# 6NH to 6NS - no office,one phone but audio streaming works



## wiggis (Jul 20, 2014)

madvad said:


> I'm having similar issues with my F80. I removed/added 6NH/6NS and then coded the HU_NBT. I think the coding worked as I have the office menu option and enabled telephone 1/2, audio, office options in BT settings. However, neither my iPhone 5S or 6 (iOS 8.0.2) have the office option available in BMW's phone options. Both phones have the sync contacts and send notification options enabled. Not sure what to do at this point.


Nothing... known issue with iPhone 5 integration.

I recently moved to iPhone 5s at work (from BlackBerry) and I have to say that it is a frustrating toy. I have a personal Samsung Galaxy S3 and prefer it in every way ......
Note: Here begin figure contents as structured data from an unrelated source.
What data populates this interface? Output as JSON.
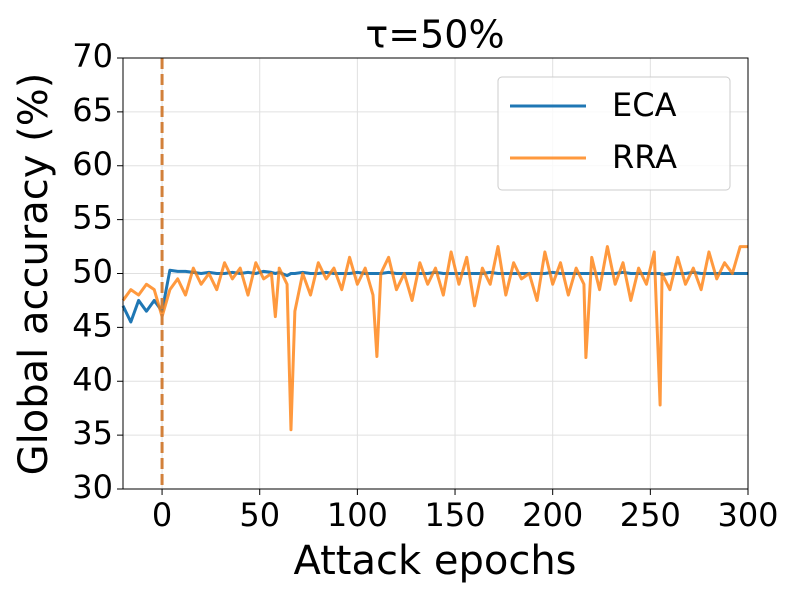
{
  "chart_data": {
    "type": "line",
    "title": "τ=50%",
    "xlabel": "Attack epochs",
    "ylabel": "Global accuracy (%)",
    "x": [
      -20,
      -16,
      -12,
      -8,
      -4,
      0,
      4,
      8,
      12,
      16,
      20,
      24,
      28,
      32,
      36,
      40,
      44,
      48,
      52,
      56,
      58,
      60,
      64,
      66,
      68,
      72,
      76,
      80,
      84,
      88,
      92,
      96,
      100,
      104,
      108,
      110,
      112,
      116,
      120,
      124,
      128,
      132,
      136,
      140,
      144,
      148,
      152,
      156,
      160,
      164,
      168,
      172,
      176,
      180,
      184,
      188,
      192,
      196,
      200,
      204,
      208,
      212,
      216,
      217,
      220,
      224,
      228,
      232,
      236,
      240,
      244,
      248,
      252,
      255,
      256,
      260,
      264,
      268,
      272,
      276,
      280,
      284,
      288,
      292,
      296,
      300
    ],
    "series": [
      {
        "name": "ECA",
        "color": "#1f77b4",
        "values": [
          47,
          45.5,
          47.5,
          46.5,
          47.5,
          46.5,
          50.3,
          50.2,
          50.2,
          50.1,
          50,
          50.1,
          50,
          50,
          50.1,
          50,
          50.1,
          50,
          50.2,
          50.1,
          50,
          50.1,
          49.8,
          50,
          50,
          50.1,
          50,
          50,
          50.1,
          50,
          50,
          50,
          50.1,
          50,
          50,
          50,
          50,
          50.1,
          50,
          50,
          50,
          50,
          50,
          50.1,
          50,
          50,
          50,
          50,
          50,
          50,
          50.1,
          50,
          50,
          50,
          50,
          50,
          50,
          50,
          50.1,
          50,
          50,
          50,
          50,
          50,
          50,
          50,
          50,
          50,
          50.1,
          50,
          50,
          50,
          50,
          50,
          49.9,
          50,
          50,
          50,
          50.1,
          50,
          50,
          50,
          50,
          50,
          50,
          50
        ]
      },
      {
        "name": "RRA",
        "color": "#ff7f0e",
        "values": [
          47.5,
          48.5,
          48,
          49,
          48.5,
          46,
          48.5,
          49.5,
          48,
          50.5,
          49,
          50,
          48.5,
          51,
          49.5,
          50.5,
          48,
          51,
          49.5,
          50,
          46,
          50.5,
          49,
          35.5,
          46.5,
          50,
          48,
          51,
          49.5,
          50.5,
          48.5,
          51.5,
          49,
          50.5,
          48,
          42.3,
          50,
          51.5,
          48.5,
          50,
          47.5,
          51,
          49,
          50.5,
          48,
          52,
          49,
          51.5,
          47,
          50.5,
          49,
          52.5,
          48,
          51,
          49.5,
          50,
          47.5,
          52,
          49,
          51,
          48,
          50.5,
          49,
          42.2,
          51.5,
          48.5,
          52.5,
          49,
          51,
          47.5,
          50.5,
          49,
          52,
          37.8,
          50,
          48.5,
          51.5,
          49,
          50.5,
          48.5,
          52,
          49.5,
          51,
          50,
          52.5,
          52.5
        ]
      }
    ],
    "xlim": [
      -20,
      300
    ],
    "ylim": [
      30,
      70
    ],
    "xticks": [
      0,
      50,
      100,
      150,
      200,
      250,
      300
    ],
    "yticks": [
      30,
      35,
      40,
      45,
      50,
      55,
      60,
      65,
      70
    ],
    "vline": 0,
    "vline_color": "#d2803a",
    "grid": true,
    "legend": "upper right"
  }
}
In this instance, the problem is your toy phone, not your car.


----------



## pezza72 (Sep 18, 2014)

Anyone know how I can download e-sys?

Tried scouting around and the only link that sounded relevant to actual download was a dead link


----------



## wiggis (Jul 20, 2014)

pezza72 said:


> Anyone know how I can download e-sys?
> 
> Tried scouting around and the only link that sounded relevant to actual download was a dead link


Ask ShawnSheridan


----------



## shawnsheridan (Jan 10, 2009)

pezza72 said:


> Anyone know how I can download e-sys?
> 
> Tried scouting around and the only link that sounded relevant to actual download was a dead link


I replied to your PM.


----------



## pezza72 (Sep 18, 2014)

shawnsheridan said:


> I replied to your PM.


Great! Thanks Shawn


----------



## val3ntin3s (Dec 28, 2005)

shawnsheridan said:


> You need Enhanced Bluetooth in order to have Office. It is easy to fix via coding if you have NBT Head Unit, which comes with Navigation Professional.
> 
> http://www.bimmerfest.com/forums/showpost.php?p=8020396&postcount=7


just what I needed. thank you as always shawn! :thumbup:


----------